Nigeria: Boko Haram - What's in a Message?
Initially, messaging primarily took the form of direct interviews by appointed spokesmen with local journalists, flyers distributed to select communities and rambling statements from leader Abubakar Shekau. This stands in stark contrast to the more recent high-quality video productions, often including coverage of attacks, primarily distributed via social media.
The most dramatic and rapid changes along these lines occurred in the lead-up to, and after, Shekau's public allegiance to the Islamic State in March 2015. Shekau almost completely disappeared from messaging, a major change from previous years.
Appearing in just two audio clips after the pledge, his absence - probably in adherence to Islamic State standards emphasising messaging from rank-and-file members instead of group leaders - was a striking representation of the external influence and coordination present in messaging during this stage.

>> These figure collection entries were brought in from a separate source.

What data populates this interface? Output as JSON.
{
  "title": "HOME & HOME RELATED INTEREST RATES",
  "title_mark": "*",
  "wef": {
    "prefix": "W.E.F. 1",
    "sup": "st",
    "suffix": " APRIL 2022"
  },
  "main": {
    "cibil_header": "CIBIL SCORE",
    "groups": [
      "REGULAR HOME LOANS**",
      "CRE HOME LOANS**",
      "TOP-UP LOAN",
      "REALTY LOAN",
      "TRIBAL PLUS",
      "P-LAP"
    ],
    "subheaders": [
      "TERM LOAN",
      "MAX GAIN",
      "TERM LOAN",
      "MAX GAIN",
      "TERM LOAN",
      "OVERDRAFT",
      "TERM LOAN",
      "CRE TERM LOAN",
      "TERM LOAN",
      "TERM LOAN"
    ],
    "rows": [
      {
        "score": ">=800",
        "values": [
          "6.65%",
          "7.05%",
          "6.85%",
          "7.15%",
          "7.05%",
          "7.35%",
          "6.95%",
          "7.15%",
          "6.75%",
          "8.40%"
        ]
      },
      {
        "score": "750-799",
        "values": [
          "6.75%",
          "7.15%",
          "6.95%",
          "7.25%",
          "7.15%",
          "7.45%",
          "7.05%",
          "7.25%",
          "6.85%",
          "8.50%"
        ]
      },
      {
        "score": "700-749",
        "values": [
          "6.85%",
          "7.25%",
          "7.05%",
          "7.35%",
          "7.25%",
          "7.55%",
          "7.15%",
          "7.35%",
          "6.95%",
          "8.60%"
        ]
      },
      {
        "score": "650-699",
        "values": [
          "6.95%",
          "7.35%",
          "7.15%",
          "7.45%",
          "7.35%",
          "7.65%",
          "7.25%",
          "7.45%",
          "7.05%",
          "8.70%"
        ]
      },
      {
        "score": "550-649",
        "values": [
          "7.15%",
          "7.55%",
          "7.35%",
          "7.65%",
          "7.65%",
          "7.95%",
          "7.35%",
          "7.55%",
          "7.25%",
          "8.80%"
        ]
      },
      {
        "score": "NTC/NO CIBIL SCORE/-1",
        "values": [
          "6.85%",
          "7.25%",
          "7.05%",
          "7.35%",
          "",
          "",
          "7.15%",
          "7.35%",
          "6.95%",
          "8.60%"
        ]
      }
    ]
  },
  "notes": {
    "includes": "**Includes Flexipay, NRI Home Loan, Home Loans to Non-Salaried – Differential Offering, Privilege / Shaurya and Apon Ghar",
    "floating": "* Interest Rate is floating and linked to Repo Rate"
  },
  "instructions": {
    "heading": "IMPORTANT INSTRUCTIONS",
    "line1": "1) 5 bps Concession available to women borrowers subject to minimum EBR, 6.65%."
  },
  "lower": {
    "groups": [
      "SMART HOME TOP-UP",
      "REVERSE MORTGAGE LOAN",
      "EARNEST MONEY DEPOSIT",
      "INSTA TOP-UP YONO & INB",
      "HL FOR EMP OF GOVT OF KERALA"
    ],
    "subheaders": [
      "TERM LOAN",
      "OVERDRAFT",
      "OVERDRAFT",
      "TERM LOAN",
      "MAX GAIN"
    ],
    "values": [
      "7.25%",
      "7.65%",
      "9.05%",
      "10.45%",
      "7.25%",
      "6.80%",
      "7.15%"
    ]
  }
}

This has been confirmed by Shekau's reappearances in video messaging since his August 2016 split from the Islamic State-backed faction of the movement, ostensibly once he was freed from the restrictions limiting his public presence.
While messaging has been an important aspect of Boko Haram's outreach and communication, determining the intended audience has not always been clear. Initial messages were conducted primarily in Hausa, indicating a local Nigerian, and at best regional, audience.
By 2015, nearly 90% of productions contained messaging in Arabic, signalling a more globalised outreach. Messaging in English has occurred but not as consistently, while other languages like Kanuri, Fulfulde and French have been used only occasionally.
Notably, however, the last two videos from Shekau's faction, published over the past month, have contained snippets of both French and Kanuri.
Dissemination techniques have also broadened Boko Haram's overall audience. As the graphic below shows, by 2015 the group relied almost exclusively on social media to disseminate its propaganda (primarily Twitter, Telegram and YouTube). This further extended its reach.
Given the continued use of Hausa and messaging content that focuses on local dynamics, however, it is likely that Boko Haram's intended audience has been broadened, rather than supplanted, by these shifting dynamics.
While the impact of Boko Haram's messaging is uncertain, the group's continuing emphasis on disseminating its narrative publicly indicates that it must benefit them somehow.
Recruitment is ostensibly one reason to conduct such public awareness, and a key conclusion of the ISS report is that further research should be undertaken to investigate the links between Boko Haram messaging and prospective recruitment into the group.
Overall, Boko Haram messaging provides a window into a group that otherwise remains largely enigmatic and obscure. Messaging can expose important insights beyond simply serving as a propaganda tool. It should be closely monitored to track the strategy and drivers of violence behind this little-understood group.